Dans l’antre de l’économie française, je sens monter un indescriptible sentiment de fierté nationale lorsqu’on aborde les fameuses lignes de crédit françaises qui n’ont plus lieu d’être. D’un côté, un plan de relance de l’économie française à 26 milliards d’euros. De l’autre, une cagnotte algérienne de 150 milliards de dollars juste pour 2010. Une situation que nous confirment les deux experts : “L’État algérien n’aura pas besoin de financements extérieurs. Votre Banque centrale a un niveau de réserves très élevé.” Et de conclure qu’Alger peut même acheter des bons de Trésor français sous forme d’obligations. J’ai failli chanter Qassaman.
El-Mouradia, version parisienne
La barrière se lève. On est en zone protégée. Les alentours du palais de l’Élysée sont décrétés quartier où l’on ne doit pas trop flâner sous peine de sanctions pénales. On n’est pas trop dépaysé du fait que le palais d’El-Mouradia est tout aussi protégé. En descendant du Van, on a le malheur de se tromper de trottoir. Un policier très remonté vient nous remettre sur le bon côté. On ne badine pas avec la sécurité. Dans une salle à manger royale, un diplomate de la cellule élyséenne nous reçoit. Il avait fait l’Algérie, pas la guerre, mais l’ambassade, vingt ans auparavant, et fait partie du groupe de sherpas qui conseillent Sarkozy. D’emblée, il qualifie la liste noire, l’affaire Hasseni et celle des moines de Tibhirine de “petits parasites”. “Des irritants”, mais indique que “les deux présidents savent que la relance est tellement prépondérante. Ils ne peuvent pas mettre en péril cette relation”.

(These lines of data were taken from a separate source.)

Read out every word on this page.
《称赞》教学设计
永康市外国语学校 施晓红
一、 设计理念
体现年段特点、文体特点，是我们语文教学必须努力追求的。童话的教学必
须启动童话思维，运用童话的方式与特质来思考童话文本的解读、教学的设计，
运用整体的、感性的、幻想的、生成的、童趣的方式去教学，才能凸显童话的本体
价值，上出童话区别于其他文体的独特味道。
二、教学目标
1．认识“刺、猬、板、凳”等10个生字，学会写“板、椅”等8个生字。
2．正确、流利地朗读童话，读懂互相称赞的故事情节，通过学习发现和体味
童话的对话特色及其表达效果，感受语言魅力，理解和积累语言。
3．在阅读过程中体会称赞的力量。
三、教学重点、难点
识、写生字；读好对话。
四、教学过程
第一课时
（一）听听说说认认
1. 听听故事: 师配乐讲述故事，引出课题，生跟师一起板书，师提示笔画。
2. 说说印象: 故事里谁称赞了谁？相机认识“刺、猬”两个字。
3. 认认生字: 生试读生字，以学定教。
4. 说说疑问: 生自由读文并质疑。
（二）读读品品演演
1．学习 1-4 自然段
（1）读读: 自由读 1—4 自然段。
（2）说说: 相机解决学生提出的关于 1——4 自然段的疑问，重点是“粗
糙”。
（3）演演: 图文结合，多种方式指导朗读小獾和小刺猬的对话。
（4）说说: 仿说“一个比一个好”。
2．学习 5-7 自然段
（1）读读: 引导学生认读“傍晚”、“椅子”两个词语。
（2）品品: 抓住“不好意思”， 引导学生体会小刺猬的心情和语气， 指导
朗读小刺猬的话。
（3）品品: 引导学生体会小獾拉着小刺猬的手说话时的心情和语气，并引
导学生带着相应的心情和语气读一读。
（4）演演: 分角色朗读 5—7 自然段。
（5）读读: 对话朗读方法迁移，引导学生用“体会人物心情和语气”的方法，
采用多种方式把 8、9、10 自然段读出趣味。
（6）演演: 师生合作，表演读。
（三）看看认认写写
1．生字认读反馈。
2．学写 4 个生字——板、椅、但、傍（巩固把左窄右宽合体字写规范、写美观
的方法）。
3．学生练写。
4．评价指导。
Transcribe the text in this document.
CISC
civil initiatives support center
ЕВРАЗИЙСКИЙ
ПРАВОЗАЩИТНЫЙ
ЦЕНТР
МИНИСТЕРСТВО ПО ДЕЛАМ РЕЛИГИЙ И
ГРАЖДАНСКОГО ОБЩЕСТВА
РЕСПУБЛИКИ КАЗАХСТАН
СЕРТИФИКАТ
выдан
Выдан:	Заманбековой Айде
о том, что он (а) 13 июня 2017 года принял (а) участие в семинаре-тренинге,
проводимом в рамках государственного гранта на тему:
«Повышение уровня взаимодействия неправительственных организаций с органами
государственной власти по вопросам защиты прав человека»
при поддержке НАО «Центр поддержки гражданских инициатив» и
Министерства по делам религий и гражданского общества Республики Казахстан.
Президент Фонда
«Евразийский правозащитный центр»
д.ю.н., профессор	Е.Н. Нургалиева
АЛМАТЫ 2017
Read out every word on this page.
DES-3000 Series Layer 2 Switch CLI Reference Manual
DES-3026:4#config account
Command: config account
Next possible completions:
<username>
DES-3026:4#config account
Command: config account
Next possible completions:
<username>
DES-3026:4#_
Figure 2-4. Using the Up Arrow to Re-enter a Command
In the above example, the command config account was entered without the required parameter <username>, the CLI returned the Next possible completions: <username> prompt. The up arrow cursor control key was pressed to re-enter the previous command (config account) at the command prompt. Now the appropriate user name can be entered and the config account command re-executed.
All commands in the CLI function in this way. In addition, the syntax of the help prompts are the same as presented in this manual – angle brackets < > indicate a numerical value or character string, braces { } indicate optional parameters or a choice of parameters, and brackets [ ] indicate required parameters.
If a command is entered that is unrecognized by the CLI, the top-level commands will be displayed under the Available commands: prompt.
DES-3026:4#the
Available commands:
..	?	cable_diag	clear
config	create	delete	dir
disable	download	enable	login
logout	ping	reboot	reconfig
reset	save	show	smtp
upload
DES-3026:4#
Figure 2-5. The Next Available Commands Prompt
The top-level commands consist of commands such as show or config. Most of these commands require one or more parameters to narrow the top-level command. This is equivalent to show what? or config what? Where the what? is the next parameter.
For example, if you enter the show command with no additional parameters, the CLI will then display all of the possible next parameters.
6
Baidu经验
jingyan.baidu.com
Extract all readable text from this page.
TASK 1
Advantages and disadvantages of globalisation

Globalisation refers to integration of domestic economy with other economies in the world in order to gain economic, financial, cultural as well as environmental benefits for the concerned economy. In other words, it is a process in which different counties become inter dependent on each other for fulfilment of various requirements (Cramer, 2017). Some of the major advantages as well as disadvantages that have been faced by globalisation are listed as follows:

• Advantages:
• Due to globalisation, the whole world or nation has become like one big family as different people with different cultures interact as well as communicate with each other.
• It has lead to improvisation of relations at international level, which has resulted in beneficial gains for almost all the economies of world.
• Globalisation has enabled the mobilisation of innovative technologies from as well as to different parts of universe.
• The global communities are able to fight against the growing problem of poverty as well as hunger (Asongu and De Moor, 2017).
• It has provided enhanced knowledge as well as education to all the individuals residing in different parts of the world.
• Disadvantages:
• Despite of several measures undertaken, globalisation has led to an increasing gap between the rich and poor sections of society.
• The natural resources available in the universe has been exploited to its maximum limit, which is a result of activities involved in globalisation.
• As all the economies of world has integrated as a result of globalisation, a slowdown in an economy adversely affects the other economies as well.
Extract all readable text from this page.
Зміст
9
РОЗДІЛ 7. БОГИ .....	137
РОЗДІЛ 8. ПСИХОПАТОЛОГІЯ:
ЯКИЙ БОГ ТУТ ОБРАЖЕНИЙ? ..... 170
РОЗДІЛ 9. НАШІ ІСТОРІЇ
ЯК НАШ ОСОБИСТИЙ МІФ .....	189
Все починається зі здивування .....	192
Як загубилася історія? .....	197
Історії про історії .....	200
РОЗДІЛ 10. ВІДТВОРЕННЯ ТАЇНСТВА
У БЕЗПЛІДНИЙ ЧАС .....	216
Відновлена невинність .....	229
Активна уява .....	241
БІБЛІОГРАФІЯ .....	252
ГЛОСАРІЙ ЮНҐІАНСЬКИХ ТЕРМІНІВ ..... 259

Concernant l’action des députés algériens, le diplomate plaide l’ignorance : “Pas de matière pour en parler. L’avant-projet de loi a été transmis, est-ce que la loi va être votée ? On n’en sait rien, et le processus est loin d’être achevé. On n’a pas de commentaires à faire. Certains députés français se sont émus. Vous ne pouvez pas réagir à quelque chose qui n’existe pas. Le gouvernement en Algérie a son mot à dire sur le devenir, qui doit passer par des stades et des étapes. Que veulent-ils ? Criminaliser les actes, des individus ? On n’en sait rien.”
Qu’en est-il de la visite de Bouteflika à Paris, évoquée depuis une année ? “Nous, on n’est pas fâchés. Il est le bienvenu à tout moment avec un léger préavis. Nous le recevrons avec plaisir.” Un message qu’a dû transmettre le secrétaire général de l’Élysée, Claude Guéant, et le conseiller diplomatique du président français Nicolas Sarkozy, Jean-David Levitte, dont la visite n’a pas été annoncée.
On sort en file indienne comme des demandeurs d’asile qui se font reconduire à la frontière. Entre nous, on discute, on analyse, on tente de synthétiser une semaine de rendez-vous. Une semaine de mots qui partent dans tous les sens dès qu’il s’agit de parler de l’Algérie et la France. Ou de l’Algérie contre la France. Paradoxalement, je me suis mis à parler comme tout ce beau monde avec des poncifs bien rodés genre : “On est des voisins et personne de nous ne peut déménager”, “on est condamné à s’entendre” ou encore “notre relation a toujours été passionnelle”. Je comprends que j’ai passé trop de temps à Paris. Il faut qu’on rentre chez nous. Il est vendredi et dans cette grisaille parisienne, il est rare de distinguer un rayon de soleil optimiste pour l’avenir. On annonce du mauvais temps pour un mois supplémentaire à Paris. En Algérie, l’hiver colonial a tout de même duré 132 ans.